We are developing devices that can operate almost battery-less,” stated Ethan Ahn, UTSA assistant professor in electrical engineering.

Engineers at UTSA are employing spintronics, the study of the spin of an electron, which is an inherent quantum mechanical property, to enable low-power operation with a probable application in quantum computing.

An electron is a little, but very strong magnet. Just imagine that an electron spins on its own axis, either up or down.

Ethan Ahn, Assistant Professor in Electrical Engineering, UTSA

The electronic charge of electrons is used by conventional tech devices for power. In the field of spintronics, scientists tap the inherent spin of electrons as a new source of power. This new strategy will reduce the number of electrons required by the devices to operate.

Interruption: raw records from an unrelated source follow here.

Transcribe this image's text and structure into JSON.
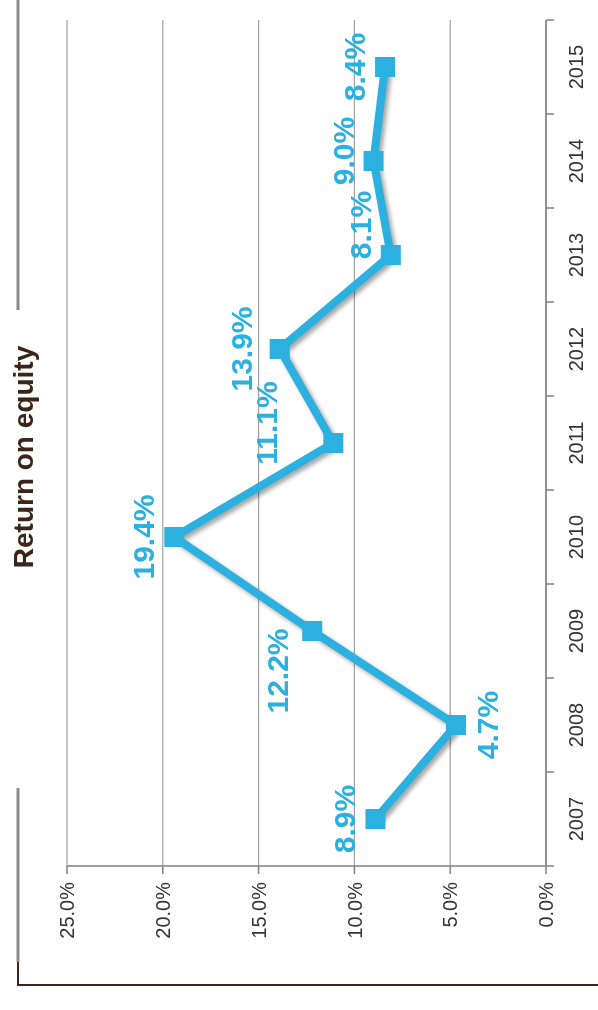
{
  "chart_data": {
    "type": "line",
    "orientation": "horizontal",
    "title": "Return on equity",
    "categories": [
      "2015",
      "2014",
      "2013",
      "2012",
      "2011",
      "2010",
      "2009",
      "2008",
      "2007"
    ],
    "values": [
      8.4,
      9.0,
      8.1,
      13.9,
      11.1,
      19.4,
      12.2,
      4.7,
      8.9
    ],
    "value_labels": [
      "8.4%",
      "9.0%",
      "8.1%",
      "13.9%",
      "11.1%",
      "19.4%",
      "12.2%",
      "4.7%",
      "8.9%"
    ],
    "color": "#2bb0e0",
    "xlim": [
      25,
      0
    ],
    "xticks": [
      {
        "value": 25,
        "label": "25.0%"
      },
      {
        "value": 20,
        "label": "20.0%"
      },
      {
        "value": 15,
        "label": "15.0%"
      },
      {
        "value": 10,
        "label": "10.0%"
      },
      {
        "value": 5,
        "label": "5.0%"
      },
      {
        "value": 0,
        "label": "0.0%"
      }
    ],
    "grid": "x",
    "marker": "square",
    "line_style": "solid"
  }
}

Nevertheless, there are challenges in tapping the power of spin. In quantum computing that involves tapping the spin of electrons to transfer information, the hurdle for researchers is to find ways to capture spin as efficiently as possible.

If you have 100 electrons injected to the channel to power the next logic circuit, you may only get to use one or two spins because the injection efficiency is very low. This is 98 percent spin lost.

Ethan Ahn, Assistant Professor in Electrical Engineering, UTSA

In order to eliminate the loss of spin, Ahn has come up with the new concept of the “zero-power carbon interconnect,” which involves using nanomaterials as both the tunnel barrier and the spin transport channel. These nanomaterials are similar to a sheet of paper, a 2D layer of carbon atoms with a thickness of just a few nanometers, and it is the point of contact at which spin injection is input into the device. The prototype developed by Ahn is an interconnect developed with a reduced graphene oxide layer.

It’s novel because we are using graphene, a nanomaterial, to enhance spin injection. By controlling the amount of oxide on the graphene layers, we can fine tune electrons’ conductivity,” stated Ahn.

Graphene has gained considerable attention since it is the strongest nanomaterial in the world. Indeed, the graphene conductivity at room temperature is greater compared to that of any other known material.

If successful, the zero-power carbon interconnect that is being developed by Ahn together with his collaborators at UT-Austin and Michigan State University would be incorporated into the logic component of a computer chip.

Once it is created, the device will be presented to the U.S. Air Force Office of Scientific Research, which has supported UTSA’s study with a three-year grant.

The military needs smaller devices that can operate in remote fields without need to recharge batteries. If our zero-power carbon interconnect is successful, it will improve the efficiency of graphene spintronics—a crucial step in advancing the next generation of low-power electronics like quantum computing.

Ethan Ahn, Assistant Professor in Electrical Engineering, UTSA

This interconnect could also prove highly advantageous to the cloud computing industry. The Data Knowledge Center reports that on-demand cloud computing platforms like the Amazon Web Services alone use up nearly 2% of the nation’s energy. If the zero-power carbon interconnect becomes successful, cloud servers such as those providing streaming services like Netflix or host data could run faster and using less electricity.